All along the way there are stranded travelers. Rental cars are impossible to get. Train tickets are in high demand. A few companies acted fast and are offering bus services between major cities. So far, people are taking it well-humored and calmly. After all, a volcano eruption is as close to higher power as one wants to get while alive. In Copenhagen, we were staying in an airport hotel which was peacefully quiet. In the lobby they had an information screen that usually lists departure times. It showed "cancelled" all the list down.
Meanwhile, after several days being grounded, the airlines are starting to grumble whether the flight ban is necessary since the scientific basis is basically lacking. There have hardly been any measurements taken, due to lacking equipment. Some planes seem to have been moved empty between airports, and no problems occurred. Especially short-distance flights do also often not reach traveling altitude. I read this morning that some airports in Europe have been reopened today.
And while I was at downloading the photo from my digicam, here's another photo. That's how living in the EU is like:
The above is an ironing instruction from my curtain (IKEA of course). The literal translation of the German instruction is actually not "iron on reverse" but "iron from left." I have no clue why, but if one carries a T-shirt inside-out, in German you'd say it's carried left.
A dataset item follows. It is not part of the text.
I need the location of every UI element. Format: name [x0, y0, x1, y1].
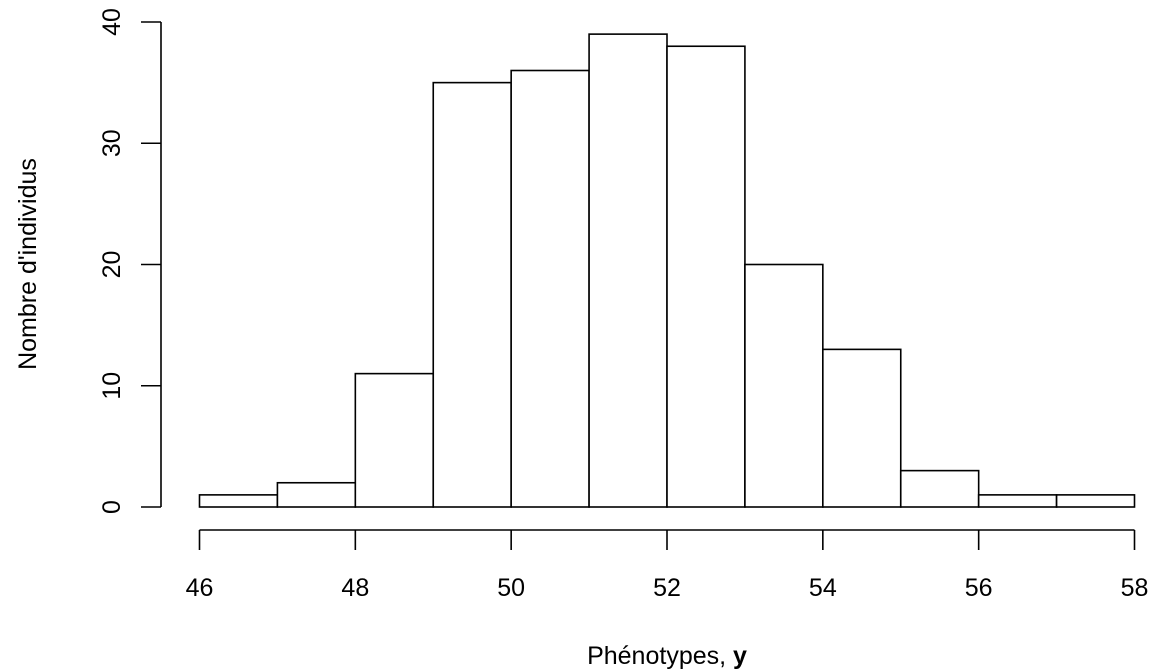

Maybe there's a political interpretation for that ;-) But if it makes little sense for a shirt, it makes even less sense for a curtain. Note: In Germany, the side facing the window is left.
While the language barriers in the EU are slowly fading with the younger generation all speaking English as second language, one would wish Europe could at least agree on one currency. But our pockets are presently filled with EUR, SEK and DKK. They can't even agree on whether it's Kronor or Kroner!